In sync: How cells make connections could impact circadian rhythm

Posted by in categories: biotech/medical, information science, neuroscience

If you’ve ever experienced jet lag, you are familiar with your circadian rhythm, which manages nearly all aspects of metabolism, from sleep-wake cycles to body temperature to digestion. Every cell in the body has a circadian clock, but researchers were unclear about how networks of cells connect with each other over time and how those time-varying connections impact network functions.

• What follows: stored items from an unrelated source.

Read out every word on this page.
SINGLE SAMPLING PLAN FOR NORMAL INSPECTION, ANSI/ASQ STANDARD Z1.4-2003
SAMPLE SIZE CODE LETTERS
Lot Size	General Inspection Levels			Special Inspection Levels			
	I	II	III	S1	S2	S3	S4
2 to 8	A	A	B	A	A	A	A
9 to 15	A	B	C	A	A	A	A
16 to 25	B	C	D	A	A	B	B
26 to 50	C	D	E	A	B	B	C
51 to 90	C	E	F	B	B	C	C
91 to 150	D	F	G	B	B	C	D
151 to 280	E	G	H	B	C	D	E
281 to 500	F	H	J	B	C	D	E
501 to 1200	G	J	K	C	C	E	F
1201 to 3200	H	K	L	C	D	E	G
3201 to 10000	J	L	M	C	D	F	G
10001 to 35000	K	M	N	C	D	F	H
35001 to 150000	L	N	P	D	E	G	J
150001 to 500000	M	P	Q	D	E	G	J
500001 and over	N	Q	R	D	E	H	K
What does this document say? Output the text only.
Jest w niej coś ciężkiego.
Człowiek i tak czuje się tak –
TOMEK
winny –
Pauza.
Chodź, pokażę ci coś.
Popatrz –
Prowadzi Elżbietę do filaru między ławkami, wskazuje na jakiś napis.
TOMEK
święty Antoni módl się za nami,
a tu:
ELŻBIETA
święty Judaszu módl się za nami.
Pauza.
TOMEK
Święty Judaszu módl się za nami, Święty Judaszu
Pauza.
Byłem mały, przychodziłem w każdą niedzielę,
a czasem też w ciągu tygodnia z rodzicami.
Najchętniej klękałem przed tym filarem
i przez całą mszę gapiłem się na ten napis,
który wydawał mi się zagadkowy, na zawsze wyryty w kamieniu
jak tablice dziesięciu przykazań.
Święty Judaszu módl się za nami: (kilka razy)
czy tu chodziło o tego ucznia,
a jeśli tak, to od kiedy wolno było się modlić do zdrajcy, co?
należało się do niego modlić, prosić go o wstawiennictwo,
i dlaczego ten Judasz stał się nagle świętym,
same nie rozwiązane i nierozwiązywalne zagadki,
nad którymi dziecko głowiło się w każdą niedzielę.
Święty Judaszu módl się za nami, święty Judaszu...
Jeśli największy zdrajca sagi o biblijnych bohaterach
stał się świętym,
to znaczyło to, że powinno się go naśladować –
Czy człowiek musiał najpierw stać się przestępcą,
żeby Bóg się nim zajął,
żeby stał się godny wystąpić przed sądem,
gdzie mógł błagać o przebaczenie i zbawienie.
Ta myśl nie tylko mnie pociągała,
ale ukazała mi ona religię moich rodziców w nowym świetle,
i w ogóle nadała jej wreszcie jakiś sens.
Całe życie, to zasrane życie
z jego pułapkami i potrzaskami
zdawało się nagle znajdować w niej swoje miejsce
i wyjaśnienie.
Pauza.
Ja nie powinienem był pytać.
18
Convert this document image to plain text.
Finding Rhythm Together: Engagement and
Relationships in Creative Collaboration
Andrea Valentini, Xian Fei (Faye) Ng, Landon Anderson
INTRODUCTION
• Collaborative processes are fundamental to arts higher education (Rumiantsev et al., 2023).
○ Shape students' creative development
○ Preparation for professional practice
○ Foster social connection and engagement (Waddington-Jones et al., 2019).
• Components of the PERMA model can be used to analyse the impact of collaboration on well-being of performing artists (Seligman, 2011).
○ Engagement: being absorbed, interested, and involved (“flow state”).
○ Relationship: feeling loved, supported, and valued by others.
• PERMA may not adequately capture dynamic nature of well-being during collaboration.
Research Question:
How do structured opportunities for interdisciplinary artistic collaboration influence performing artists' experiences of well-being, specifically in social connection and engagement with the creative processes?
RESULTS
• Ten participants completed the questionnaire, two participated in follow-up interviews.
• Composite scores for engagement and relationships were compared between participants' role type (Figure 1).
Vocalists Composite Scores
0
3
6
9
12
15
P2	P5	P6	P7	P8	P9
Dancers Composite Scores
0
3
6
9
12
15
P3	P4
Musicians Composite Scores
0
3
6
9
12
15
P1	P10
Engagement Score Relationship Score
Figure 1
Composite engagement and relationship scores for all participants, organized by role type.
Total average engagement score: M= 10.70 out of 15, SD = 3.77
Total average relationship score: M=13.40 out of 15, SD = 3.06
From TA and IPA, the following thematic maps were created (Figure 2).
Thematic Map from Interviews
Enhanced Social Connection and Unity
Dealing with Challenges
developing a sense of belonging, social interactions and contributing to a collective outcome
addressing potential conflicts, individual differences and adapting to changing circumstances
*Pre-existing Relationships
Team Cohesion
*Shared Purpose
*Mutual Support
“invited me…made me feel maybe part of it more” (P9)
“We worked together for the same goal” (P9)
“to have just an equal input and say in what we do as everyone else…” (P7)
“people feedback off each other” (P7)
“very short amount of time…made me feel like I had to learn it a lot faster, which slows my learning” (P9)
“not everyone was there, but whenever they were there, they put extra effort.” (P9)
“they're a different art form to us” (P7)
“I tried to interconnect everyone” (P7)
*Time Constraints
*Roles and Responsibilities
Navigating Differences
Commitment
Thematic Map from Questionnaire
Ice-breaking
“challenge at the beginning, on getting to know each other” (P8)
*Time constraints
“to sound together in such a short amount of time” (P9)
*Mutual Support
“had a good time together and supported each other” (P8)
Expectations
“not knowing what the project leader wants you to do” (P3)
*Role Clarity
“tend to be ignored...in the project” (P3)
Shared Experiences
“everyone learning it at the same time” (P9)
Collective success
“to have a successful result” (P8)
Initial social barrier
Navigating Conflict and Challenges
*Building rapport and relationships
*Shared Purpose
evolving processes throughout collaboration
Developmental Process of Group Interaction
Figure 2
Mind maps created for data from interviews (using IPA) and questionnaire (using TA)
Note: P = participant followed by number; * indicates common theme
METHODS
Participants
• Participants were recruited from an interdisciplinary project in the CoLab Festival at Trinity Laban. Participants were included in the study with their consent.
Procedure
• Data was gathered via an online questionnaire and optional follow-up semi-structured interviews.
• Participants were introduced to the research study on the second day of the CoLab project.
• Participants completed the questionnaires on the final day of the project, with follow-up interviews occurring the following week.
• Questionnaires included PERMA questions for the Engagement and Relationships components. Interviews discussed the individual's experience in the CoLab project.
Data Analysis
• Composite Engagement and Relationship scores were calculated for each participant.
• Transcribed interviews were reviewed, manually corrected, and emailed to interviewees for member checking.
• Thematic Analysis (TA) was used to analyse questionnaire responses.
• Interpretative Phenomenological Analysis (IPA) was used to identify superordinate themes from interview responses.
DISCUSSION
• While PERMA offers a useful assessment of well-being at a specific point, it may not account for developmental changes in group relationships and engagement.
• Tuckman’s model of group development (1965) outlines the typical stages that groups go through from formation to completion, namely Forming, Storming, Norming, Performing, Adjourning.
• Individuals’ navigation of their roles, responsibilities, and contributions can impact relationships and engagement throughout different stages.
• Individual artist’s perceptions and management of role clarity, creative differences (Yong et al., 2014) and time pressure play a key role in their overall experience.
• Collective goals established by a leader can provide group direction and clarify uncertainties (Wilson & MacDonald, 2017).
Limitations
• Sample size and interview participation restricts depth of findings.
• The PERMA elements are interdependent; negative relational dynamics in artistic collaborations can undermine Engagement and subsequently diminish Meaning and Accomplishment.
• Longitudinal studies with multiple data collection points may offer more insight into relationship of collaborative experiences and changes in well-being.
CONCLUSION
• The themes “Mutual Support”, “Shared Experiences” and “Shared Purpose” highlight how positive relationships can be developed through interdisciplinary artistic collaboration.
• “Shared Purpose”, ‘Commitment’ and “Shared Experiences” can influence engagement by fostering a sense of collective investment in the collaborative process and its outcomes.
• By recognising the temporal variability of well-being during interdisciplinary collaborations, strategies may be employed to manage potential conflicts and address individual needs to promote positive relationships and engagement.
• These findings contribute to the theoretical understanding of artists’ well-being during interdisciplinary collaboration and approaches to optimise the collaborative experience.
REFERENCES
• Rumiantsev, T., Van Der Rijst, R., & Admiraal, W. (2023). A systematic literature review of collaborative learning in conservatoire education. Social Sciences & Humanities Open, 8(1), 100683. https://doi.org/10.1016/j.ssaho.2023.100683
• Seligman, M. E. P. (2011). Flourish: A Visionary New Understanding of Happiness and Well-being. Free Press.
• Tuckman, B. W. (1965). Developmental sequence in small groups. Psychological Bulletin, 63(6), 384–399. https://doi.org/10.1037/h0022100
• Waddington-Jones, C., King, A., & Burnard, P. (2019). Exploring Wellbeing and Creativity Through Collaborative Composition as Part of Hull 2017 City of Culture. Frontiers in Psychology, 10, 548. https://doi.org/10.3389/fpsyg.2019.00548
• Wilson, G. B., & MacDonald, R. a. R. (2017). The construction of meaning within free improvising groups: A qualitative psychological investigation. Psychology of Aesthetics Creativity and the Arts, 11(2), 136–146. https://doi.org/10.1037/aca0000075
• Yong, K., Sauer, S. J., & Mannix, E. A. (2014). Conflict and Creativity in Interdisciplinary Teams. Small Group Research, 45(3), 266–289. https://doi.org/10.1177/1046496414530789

In research published Aug. 27 in PNAS, researchers at Washington University in St. Louis and collaborating institutions developed a unified, data-driven computational approach to infer and reveal these connections in biological and chemical oscillatory networks, known as the topology of these , based on their time-series data. Once they establish the topology, they can infer how the agents, or cells, in the network work together in synchrony, an important state for the brain. Abnormal synchrony has been linked to a variety of brain disorders, such as epilepsy, Alzheimer’s disease and Parkinson’s disease.

Jr-Shin Li, professor of systems science & mathematics and an applied mathematician in the School of Engineering & Applied Science, developed an algorithm, called the ICON (infer connections of networks) method, that shows for the first time the strength of these connections over time. Previously, researchers could only determine whether a connection existed between networks.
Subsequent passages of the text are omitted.